Article By: Amanda D. Stein
The Naval Postgraduate School’s (NPS) Department of Operations Research (OR) was awarded the 2013 UPS George D. Smith Prize by the Institute for Operations Research and the Management Sciences (INFORMS) in a nod to the first OR degree program in the United States.
The distinguished award is presented by INFORMS to an institution that demonstrates the “effective and innovative preparation of students to be good practitioners of operations research, management science or analytics.” NPS’ selection was announced at the INFORMS 2013 Franz Edelman Awards Gala on April 8 in San Antonio, Texas.
“It’s an honor to be recognized as an exceptional program. Certainly what we strive to do is produce exceptional practitioners of operations research who graduate from our program and go on to make a difference in their militaries, both in the U.S. as well as around the world,” explained NPS OR department Chairman Dr. Rob Dell. “The idea behind the prize is to ensure that the best practices for universities are acknowledged and an opportunity to share best practices provided so other programs can learn and improve.”
Members of the NPS Operations Research Department accept the INFORMS 2013 George D. Smith Prize, April 8. From left, NPS Military Faculty Cmdr. Walt DeGrange, UPS Global Vice President for Engineering Randy Stashick, NPS OR Chairman Dr. Rob Dell, Office of the Chief of Naval Operations Resource Management Branch Head Cmdr. Cory Dixon, and INFORMS Chair of Practice and Smith Prize judge Russell P. Labe. Photo courtesy of INFORMS.
As part of the nomination packet, the NPS OR department highlighted some of the best practices that make the university’s program successful. Among them, Dell noted, are the exceptional people who make up the NPS community.
“One of the things that I think really strengthens our program is our military faculty. We have a wonderful military faculty who come to us after having served a couple of tours outside, as practitioners, and they get to come back as faculty and make an impact on our students in a very direct way,” said Dell. “We also have our OR civilian faculty who obtain a significant portion of their salaries through reimbursable research. That keeps us woven into the fabric of what the DOD needs to have solved. We, the military and civilian faculty, get to bring those problems back to our classrooms.”
While the faculty are critical to the success of the program, there is a strong consensus among the OR faculty that the caliber of students who come through the program sets it apart from other academic institutions.
“By far, the students make the department. They are smart, mature, and hard-working,” said OR Assistant Professor Michael Atkinson, who has taught decision theory and computational methods at NPS. “Most of all they bring operational insight and experience that students of other institutions cannot match. Often, they are the ones proposing research topics to us based on their own experience, rather than the other way around. These connections last after graduation, with many alumni contacting us to collaborate on tackling challenges they face when they return to the fleet.”

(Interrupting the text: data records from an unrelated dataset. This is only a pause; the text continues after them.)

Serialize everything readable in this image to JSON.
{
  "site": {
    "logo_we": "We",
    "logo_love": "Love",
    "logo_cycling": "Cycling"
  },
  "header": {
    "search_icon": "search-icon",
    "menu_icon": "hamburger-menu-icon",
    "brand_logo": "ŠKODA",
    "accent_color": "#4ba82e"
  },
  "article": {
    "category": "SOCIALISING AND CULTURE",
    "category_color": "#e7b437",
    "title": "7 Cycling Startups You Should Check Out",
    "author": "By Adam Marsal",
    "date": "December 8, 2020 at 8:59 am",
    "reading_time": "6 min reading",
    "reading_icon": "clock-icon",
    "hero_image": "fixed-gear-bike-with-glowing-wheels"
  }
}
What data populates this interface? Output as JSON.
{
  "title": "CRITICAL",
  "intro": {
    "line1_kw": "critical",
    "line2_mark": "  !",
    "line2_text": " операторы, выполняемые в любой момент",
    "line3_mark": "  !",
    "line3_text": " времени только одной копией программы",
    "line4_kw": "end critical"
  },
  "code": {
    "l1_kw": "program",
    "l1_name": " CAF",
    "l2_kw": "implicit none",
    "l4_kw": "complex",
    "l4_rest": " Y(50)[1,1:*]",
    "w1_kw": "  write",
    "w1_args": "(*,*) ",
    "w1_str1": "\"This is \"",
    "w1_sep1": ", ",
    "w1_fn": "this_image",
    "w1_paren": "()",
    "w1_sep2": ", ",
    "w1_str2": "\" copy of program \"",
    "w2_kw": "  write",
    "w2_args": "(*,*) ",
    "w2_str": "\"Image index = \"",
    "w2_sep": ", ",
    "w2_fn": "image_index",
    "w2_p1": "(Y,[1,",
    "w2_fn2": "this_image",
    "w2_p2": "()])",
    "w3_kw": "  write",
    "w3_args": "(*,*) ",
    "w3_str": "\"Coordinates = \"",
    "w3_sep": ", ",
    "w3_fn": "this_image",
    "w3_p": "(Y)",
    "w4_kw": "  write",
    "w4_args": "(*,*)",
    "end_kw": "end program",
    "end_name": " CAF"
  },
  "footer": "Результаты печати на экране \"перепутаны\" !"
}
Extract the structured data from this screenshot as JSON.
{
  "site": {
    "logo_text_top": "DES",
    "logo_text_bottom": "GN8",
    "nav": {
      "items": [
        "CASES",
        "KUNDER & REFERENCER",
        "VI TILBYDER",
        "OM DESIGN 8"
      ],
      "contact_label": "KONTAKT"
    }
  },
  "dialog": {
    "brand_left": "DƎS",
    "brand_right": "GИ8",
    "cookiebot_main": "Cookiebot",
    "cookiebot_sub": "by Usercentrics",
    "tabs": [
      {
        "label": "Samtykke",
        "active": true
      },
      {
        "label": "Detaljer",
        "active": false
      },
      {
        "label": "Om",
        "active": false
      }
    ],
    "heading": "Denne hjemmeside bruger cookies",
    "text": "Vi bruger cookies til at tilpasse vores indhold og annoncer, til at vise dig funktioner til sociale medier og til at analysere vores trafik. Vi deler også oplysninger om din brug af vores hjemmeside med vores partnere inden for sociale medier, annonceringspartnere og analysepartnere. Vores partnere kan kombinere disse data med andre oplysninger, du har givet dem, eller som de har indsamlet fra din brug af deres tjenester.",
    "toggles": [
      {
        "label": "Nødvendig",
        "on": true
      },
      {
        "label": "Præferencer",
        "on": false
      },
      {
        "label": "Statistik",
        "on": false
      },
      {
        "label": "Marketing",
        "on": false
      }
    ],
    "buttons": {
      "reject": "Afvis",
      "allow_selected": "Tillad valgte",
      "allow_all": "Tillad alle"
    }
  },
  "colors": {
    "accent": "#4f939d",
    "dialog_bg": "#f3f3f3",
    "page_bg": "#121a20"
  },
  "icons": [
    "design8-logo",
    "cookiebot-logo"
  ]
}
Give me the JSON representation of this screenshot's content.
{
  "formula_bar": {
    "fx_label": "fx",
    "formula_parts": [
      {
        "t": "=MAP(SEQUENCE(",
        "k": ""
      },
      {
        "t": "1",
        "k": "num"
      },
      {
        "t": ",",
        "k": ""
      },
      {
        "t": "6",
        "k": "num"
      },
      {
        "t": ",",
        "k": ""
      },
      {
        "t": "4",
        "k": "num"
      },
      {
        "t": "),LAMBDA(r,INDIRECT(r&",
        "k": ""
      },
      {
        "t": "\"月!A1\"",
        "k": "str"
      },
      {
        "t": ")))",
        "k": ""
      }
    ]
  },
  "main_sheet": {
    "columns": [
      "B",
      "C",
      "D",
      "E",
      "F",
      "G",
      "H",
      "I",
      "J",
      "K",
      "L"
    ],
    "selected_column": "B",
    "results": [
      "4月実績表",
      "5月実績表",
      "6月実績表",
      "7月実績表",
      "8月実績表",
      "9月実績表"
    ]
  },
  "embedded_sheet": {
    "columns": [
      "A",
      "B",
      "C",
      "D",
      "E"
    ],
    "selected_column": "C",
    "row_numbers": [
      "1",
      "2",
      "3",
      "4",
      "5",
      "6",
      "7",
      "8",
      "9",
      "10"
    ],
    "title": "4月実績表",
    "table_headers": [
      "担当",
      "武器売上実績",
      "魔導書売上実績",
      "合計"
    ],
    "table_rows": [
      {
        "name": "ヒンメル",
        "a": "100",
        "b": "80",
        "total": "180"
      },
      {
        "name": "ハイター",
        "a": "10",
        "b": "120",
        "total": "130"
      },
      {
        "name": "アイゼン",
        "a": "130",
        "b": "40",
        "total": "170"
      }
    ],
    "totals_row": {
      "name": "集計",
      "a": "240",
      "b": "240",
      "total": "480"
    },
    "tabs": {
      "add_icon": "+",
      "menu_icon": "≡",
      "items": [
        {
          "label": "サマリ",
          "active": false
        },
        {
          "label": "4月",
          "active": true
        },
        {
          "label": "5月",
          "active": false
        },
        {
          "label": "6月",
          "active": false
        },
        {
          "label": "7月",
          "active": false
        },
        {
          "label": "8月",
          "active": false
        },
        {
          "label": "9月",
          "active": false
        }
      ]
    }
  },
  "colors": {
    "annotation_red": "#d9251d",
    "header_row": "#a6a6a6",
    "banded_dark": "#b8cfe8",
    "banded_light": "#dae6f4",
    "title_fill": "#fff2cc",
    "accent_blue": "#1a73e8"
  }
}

Atkinson is just one of many within the OR department who understands the value in teaching operations research practices to men and women who already have significant leadership skills and often a background in the application of the concepts being taught. NPS OR military faculty member Cmdr. Walt DeGrange has had the dual perspective of time as both a student and faculty member at NPS. He graduated from the OR department in 2005, and returned in 2011 to teach in the department. He sees every day the fresh ideas and perspectives that the students bring to the classroom.
“One of the things that sets us apart is the leadership aspect,” said DeGrange. “That’s inherent in our students. Other programs have to address questions of how to teach leadership … Our students have leadership skills before they get here.”
The students who enter the OR department already have an idea of some of the challenges facing the Soldiers, Sailors, Airmen and Marines around the world. This understanding often translates into applicable research through their thesis work.
“The thesis is an essential part of producing a good practitioner,” explained Dell. “It’s really about making sure that students are working on those projects that are relevant to the military. And by the nature of our students, it’s hard not to do that. They really do work on problems that are going to have an impact.”
Dell noted that the purpose of acknowledging the best practices of exemplary OR programs around the world is to help guide other universities with new or growing operations research departments. While universities can’t necessarily change the student population, which, at NPS, is largely U.S. and international military, there are other factors that can be emulated. Applied research, for example, is a cornerstone of NPS’ OR academics.
Some of the department’s research projects and assets were outlined in the department’s nomination packet for the Smith Prize. Among them is a study exploring the optimal sleep schedule for sailors at sea, a Replenishment at Sea Planner, theater ballistic missile defense, and steaming on convex hulls. Many of the department’s graduates will serve as leaders and decisions makers within their communities following graduation, making their understanding of operations research even more valuable.
“As a department, we focus on our students' operations research competency because in their line of business, lives depend on ‘getting it right’ like in no other business,” read the team’s nomination packet. “The problems they are expected to solve are not academic exercises, nor is the cost of getting it wrong restricted to just the corporate bottom line.”
The Smith Prize, now in its second year and awarded by INFORMS, is named in honor of the late Chief Executive Officer for UPS, a strong supporter of operations research. The award is intended to support the collaboration between industry and academia to further OR practices.